Du 19 octobre 2011 au 29 janvier 2012
Scénographie : Julia Kravtsova et Olivia Berthon
Graphisme : Chevalvert - Stéphane Buellet et Patrick Paleta
Produite par la Deutsche Kinemathek de Berlin, en collaboration avec la Friedrich-Wilhelm-Murnau-Stiftung
Il y a quelques mois, La Cinémathèque française créait l’évènement et faisait le buzz. Son exposition autour de Stanley Kubrick, qui se déroulait jusqu’au 31 juillet 2011, a attiré plus de 170 000 visiteurs, un record pour l’institution. Notons au passage qu’au printemps prochain c’est un autre auteur qui succède au plus britannique des américains en la personne de Tim Burton. Reste que je suis abonné aux expositions dites intermédiaires puisqu’après Brune/Blonde je me suis intéressé à cette exposition Metropolis. Celle-ci fait l’objet d’une double actualité puisque sort en parallèle dans quelques salles la version restaurée de l’un des plus grands chef-d’œuvres du cinéma, que beaucoup attendaient avec impatience.

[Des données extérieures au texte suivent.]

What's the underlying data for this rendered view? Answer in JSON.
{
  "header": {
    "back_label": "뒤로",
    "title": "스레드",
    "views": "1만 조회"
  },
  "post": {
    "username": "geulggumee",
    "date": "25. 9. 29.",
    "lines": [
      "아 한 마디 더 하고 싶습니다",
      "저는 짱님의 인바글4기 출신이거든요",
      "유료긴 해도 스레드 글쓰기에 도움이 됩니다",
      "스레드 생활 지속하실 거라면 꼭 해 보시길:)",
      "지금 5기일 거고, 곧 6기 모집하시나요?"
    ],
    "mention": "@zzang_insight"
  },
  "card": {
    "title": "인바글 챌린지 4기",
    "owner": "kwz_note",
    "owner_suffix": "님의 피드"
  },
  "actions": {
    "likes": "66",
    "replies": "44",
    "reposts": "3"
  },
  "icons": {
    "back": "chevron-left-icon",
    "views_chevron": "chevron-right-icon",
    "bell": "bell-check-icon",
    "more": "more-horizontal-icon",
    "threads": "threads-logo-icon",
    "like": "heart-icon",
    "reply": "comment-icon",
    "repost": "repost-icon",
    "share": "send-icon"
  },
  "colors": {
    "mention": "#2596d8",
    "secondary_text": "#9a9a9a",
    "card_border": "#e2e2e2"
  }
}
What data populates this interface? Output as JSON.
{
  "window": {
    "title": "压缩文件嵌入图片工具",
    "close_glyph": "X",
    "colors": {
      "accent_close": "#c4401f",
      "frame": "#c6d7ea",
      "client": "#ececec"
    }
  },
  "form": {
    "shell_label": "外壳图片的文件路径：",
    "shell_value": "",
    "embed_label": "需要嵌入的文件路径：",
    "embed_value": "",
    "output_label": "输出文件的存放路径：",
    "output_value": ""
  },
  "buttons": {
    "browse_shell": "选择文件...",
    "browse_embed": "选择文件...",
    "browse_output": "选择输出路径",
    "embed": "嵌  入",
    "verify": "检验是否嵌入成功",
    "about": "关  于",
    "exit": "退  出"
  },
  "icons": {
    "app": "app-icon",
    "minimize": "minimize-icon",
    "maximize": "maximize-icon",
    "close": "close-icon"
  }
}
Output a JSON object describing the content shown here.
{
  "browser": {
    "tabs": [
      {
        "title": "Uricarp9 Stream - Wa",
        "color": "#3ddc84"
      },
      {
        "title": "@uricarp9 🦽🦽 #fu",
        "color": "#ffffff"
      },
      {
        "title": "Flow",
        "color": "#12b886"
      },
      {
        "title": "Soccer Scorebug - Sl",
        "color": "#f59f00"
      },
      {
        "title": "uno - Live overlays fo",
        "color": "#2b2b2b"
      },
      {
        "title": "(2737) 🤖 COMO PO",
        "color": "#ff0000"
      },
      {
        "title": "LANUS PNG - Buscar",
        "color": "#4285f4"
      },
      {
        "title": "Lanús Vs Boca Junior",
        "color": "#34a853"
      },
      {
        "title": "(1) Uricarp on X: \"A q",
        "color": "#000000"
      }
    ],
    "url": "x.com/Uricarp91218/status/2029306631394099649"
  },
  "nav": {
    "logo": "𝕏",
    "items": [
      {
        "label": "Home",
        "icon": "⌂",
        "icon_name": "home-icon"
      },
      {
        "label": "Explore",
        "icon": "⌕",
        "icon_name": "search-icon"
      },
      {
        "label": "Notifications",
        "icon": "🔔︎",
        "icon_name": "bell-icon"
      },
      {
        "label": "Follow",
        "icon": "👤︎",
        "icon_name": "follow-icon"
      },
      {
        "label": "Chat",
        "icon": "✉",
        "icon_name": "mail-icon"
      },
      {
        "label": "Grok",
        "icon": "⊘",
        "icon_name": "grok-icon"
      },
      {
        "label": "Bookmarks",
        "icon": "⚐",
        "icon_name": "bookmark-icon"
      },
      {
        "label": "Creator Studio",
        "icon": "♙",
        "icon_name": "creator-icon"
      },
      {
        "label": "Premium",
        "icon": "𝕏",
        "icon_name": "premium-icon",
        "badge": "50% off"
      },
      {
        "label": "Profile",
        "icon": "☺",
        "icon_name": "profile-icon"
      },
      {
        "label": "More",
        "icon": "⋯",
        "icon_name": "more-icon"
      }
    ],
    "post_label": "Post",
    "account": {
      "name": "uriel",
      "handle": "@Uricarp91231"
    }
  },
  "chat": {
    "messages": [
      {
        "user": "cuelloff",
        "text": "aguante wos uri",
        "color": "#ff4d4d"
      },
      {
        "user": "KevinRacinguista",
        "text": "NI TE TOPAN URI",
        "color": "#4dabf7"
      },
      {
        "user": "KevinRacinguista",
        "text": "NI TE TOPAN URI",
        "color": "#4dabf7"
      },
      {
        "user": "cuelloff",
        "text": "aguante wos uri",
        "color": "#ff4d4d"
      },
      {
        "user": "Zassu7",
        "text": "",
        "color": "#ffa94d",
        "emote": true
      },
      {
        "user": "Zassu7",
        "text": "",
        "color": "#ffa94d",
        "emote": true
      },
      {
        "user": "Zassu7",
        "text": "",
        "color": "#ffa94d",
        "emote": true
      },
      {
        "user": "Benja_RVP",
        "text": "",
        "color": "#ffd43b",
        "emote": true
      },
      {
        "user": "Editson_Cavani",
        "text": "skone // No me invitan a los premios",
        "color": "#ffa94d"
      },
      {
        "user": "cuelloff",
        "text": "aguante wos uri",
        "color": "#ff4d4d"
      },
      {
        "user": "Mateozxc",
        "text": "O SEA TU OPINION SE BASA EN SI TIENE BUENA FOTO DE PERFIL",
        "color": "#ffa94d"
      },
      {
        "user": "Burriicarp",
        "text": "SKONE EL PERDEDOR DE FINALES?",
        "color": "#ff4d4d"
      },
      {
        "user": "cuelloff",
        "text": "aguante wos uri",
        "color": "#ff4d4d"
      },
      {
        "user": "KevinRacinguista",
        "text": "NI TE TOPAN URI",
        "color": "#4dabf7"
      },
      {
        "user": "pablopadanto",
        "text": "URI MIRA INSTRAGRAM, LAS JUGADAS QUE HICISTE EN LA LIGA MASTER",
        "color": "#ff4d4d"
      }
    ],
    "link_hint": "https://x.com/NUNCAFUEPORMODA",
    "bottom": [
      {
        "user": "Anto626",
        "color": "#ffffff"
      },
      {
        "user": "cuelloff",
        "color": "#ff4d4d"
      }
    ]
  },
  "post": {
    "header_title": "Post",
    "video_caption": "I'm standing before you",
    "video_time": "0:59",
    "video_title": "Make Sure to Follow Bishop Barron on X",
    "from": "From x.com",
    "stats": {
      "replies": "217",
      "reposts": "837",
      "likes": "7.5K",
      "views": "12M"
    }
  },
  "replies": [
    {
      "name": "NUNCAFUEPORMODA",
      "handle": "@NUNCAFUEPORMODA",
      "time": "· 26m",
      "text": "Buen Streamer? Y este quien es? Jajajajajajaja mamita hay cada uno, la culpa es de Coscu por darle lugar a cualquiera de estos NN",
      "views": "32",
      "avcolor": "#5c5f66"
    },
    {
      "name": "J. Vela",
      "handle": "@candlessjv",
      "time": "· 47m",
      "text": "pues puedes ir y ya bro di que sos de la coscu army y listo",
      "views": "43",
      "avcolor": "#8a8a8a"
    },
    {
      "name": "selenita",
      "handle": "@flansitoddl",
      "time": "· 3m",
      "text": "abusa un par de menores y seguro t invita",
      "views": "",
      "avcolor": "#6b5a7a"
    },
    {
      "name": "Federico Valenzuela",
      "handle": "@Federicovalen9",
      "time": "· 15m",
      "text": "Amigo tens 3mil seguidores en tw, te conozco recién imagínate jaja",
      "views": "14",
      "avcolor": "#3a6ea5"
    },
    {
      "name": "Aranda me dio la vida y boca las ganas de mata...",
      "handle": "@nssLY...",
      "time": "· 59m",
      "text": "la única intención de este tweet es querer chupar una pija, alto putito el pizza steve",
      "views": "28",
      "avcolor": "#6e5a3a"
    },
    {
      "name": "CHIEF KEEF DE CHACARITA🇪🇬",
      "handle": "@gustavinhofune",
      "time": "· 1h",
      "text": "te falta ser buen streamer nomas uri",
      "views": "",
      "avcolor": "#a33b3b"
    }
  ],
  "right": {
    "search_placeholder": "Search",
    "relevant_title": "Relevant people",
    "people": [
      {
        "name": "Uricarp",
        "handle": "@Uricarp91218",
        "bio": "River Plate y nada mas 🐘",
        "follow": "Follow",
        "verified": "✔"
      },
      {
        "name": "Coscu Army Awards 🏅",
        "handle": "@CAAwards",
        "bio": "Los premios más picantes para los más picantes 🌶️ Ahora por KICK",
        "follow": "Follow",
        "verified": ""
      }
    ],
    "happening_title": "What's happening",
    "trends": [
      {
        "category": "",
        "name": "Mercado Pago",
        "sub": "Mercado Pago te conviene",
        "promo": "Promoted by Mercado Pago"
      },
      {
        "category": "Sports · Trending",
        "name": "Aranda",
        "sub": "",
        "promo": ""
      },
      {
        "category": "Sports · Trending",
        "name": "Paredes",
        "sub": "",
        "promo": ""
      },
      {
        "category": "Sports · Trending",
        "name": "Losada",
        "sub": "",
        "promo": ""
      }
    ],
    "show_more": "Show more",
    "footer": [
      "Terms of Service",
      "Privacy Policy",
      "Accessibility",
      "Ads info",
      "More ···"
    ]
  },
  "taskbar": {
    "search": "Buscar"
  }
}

La scénographie de l’exposition Metropolis est franchement décevante. On passe de couloirs en couloirs, agrémentés de photos et d’objets autour du film, pour arriver ponctuellement à quelques salles projetant des images du tournage et des extraits du long-métrage. Censée s’inspirer de la topographie des décors, elle n’apporte pas grand-chose d’original et s’avère au final assez rébarbative. Sans compter, petit détail anecdotique mais qui n’en demeure pas moins dommageable, que l’on est obligé de refaire à l’envers la moitié du chemin pour trouver la sortie. Ce qui du coup dérange les autres visiteurs, et pour peu qu’un groupe arpente l’exposition dans l’autre sens peut s’avérer énervant.
Dans son contenu, l’exposition Metropolis ne manque pas d’intérêt. On peut apprendre certaines choses qu’on ne connaissait pas sur le tournage du film : visiblement Fritz Lang s’est montré très exigeant vis-à-vis de ses acteurs, et en particulier de Brigitte Helm pour qui s’était le premier film. On y trouve également un grand nombre de sources documentaires expliquant étape par étape le long processus de restauration qui aboutit à cette fameuse version de 2008, apparemment la plus fidèle à l’esprit du film. Pour ceux qui ne le sauraient pas, une attention particulière est également portée au fait que Fritz Lang a souvent eu du mal a posteriori à reconnaître les qualités de son film, et qu’il n’a notamment pas souhaité revoir ses versions remaniées. Reste que ces informations, toutes intéressantes fussent-elles, rendent l’exposition très didactique. Elle manque singulièrement d’interactivité, et ce sont les extraits remontés du film qui sont les parties les plus captivantes. Du coup on peut se demander si l’exposition n’est pas phagocytée par son sujet, et qu’il ne vaut pas mieux tout simplement revoir la version restaurée du film. Ce que l’exposition nous donne envie de faire, et c’est peut-être là sa plus grande qualité.